The film, as usual for Dumont, does not provide simple answers to the questions it raises, and the enigmatic final scene certainly opens more doors than it shuts. What it does achieve is the creation of a space where Christianity and Islam are put into a dialogue with each other, and presents them as having more in common than they realise, without reducing it to the issue of social multiculturalism.
Hors Satan (Outside Satan, 2011) could be seen as a direct continuation from the ending of Hadewijch; the main character (the anonymous male lead) is the same actor who plays the individual who rescues Hadewijch at the end of the film. Hors Satan follows a homeless man who inhabits the countryside of Northern France; he is friends with a young girl and they spend most of their time walking around the fields and forests, filmed with Dumont’s trademark distancing yet engaging camerawork. The man kills the girl’s father after she reveals he abused her, as well as a park keeper who tries to seduce her, but he balances this murderous streak by performing a kind of exorcism on a catatonic young girl as well as other biblically styled miracles.

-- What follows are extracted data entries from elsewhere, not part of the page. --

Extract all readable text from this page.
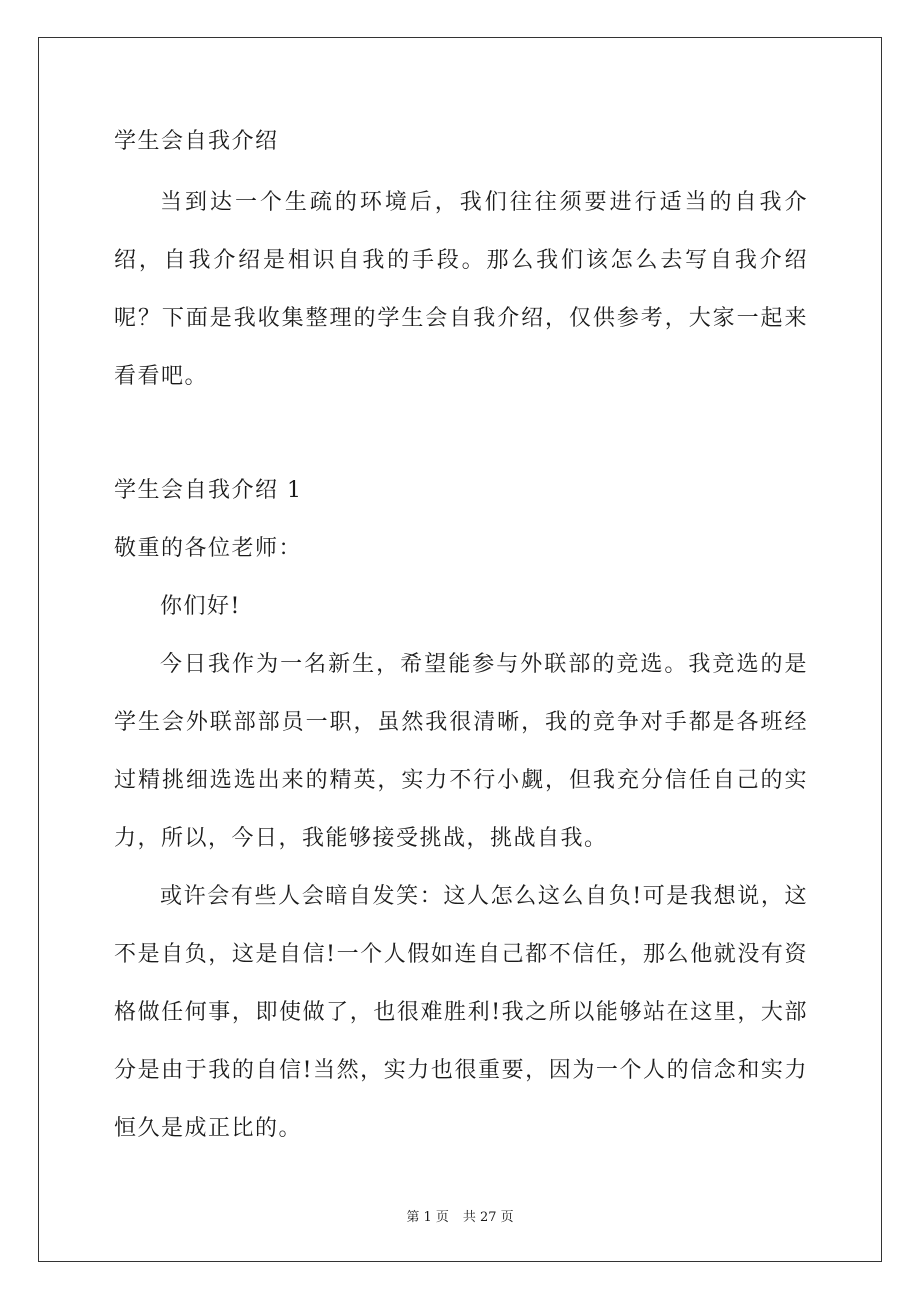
学生会自我介绍

当到达一个生疏的环境后，我们往往须要进行适当的自我介绍，自我介绍是相识自我的手段。那么我们该怎么去写自我介绍呢？下面是我收集整理的学生会自我介绍，仅供参考，大家一起来看看吧。

学生会自我介绍 1

敬重的各位老师：

你们好!

今日我作为一名新生，希望能参与外联部的竞选。我竞选的是学生会外联部部员一职，虽然我很清晰，我的竞争对手都是各班经过精挑细选选出来的精英，实力不行小觑，但我充分信任自己的实力，所以，今日，我能够接受挑战，挑战自我。

或许会有些人会暗自发笑：这人怎么这么自负!可是我想说，这不是自负，这是自信!一个人假如连自己都不信任，那么他就没有资格做任何事，即使做了，也很难胜利!我之所以能够站在这里，大部分是由于我的自信!当然，实力也很重要，因为一个人的信念和实力恒久是成正比的。

第 1 页 共 27 页
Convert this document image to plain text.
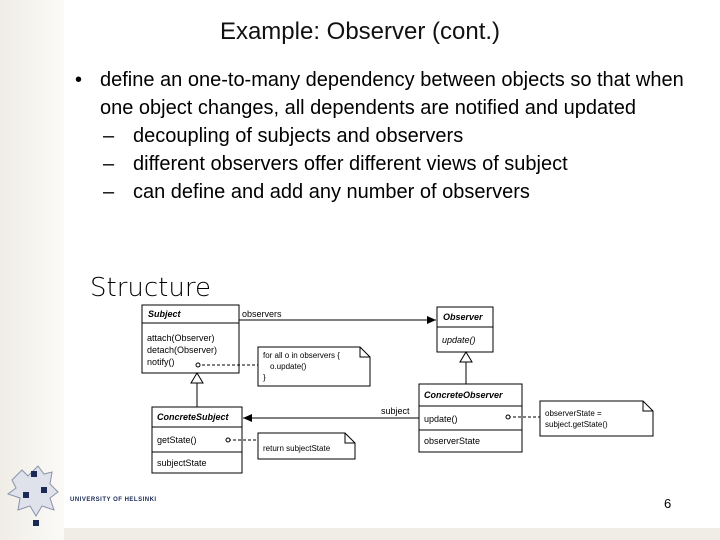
Example: Observer (cont.)
• define an one-to-many dependency between objects so that when one object changes, all dependents are notified and updated
– decoupling of subjects and observers
– different observers offer different views of subject
– can define and add any number of observers
Structure
Subject
attach(Observer)
detach(Observer)
notify()
Observer
update()
ConcreteSubject
getState()
subjectState
ConcreteObserver
update()
observerState
observers
subject
for all o in observers {
o.update()
}
return subjectState
observerState =
subject.getState()
UNIVERSITY OF HELSINKI	6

He frequently prays towards the rising sun, and lives modestly in a clearing surviving on handouts from locals.
The film clearly has religious overtones, yet is not as clearly defined as they are in Dumont’s previous films; the man seems to represent both the powers of good and evil, and uses them both whenever they are deemed necessary for the greater good; i.e. killing child abusers. The reason for this man having these powers is not explained, yet it is not necessary since an explanation would reduce the impact of the idea: it is much more powerful to examine the consequences of someone embodying both good and evil without distracting the audience by explaining why.
Ultimately, the film, like most of Dumont’s other films, needs time for these concepts to sink in; this is not a film to be watched and quickly forgotten: the images and events of the film are so simply and strongly conveyed that they remain in the memory for a long time after the film has finished. It is also a film that resists easy interpretation, and its strength lies in its ability to remain open to multiple explanations, much like the way that the man contains the conflicting powers of both good and evil: while your own beliefs may lie on one side of the spectrum, there is always the existence of an polar opposite opinion to balance it.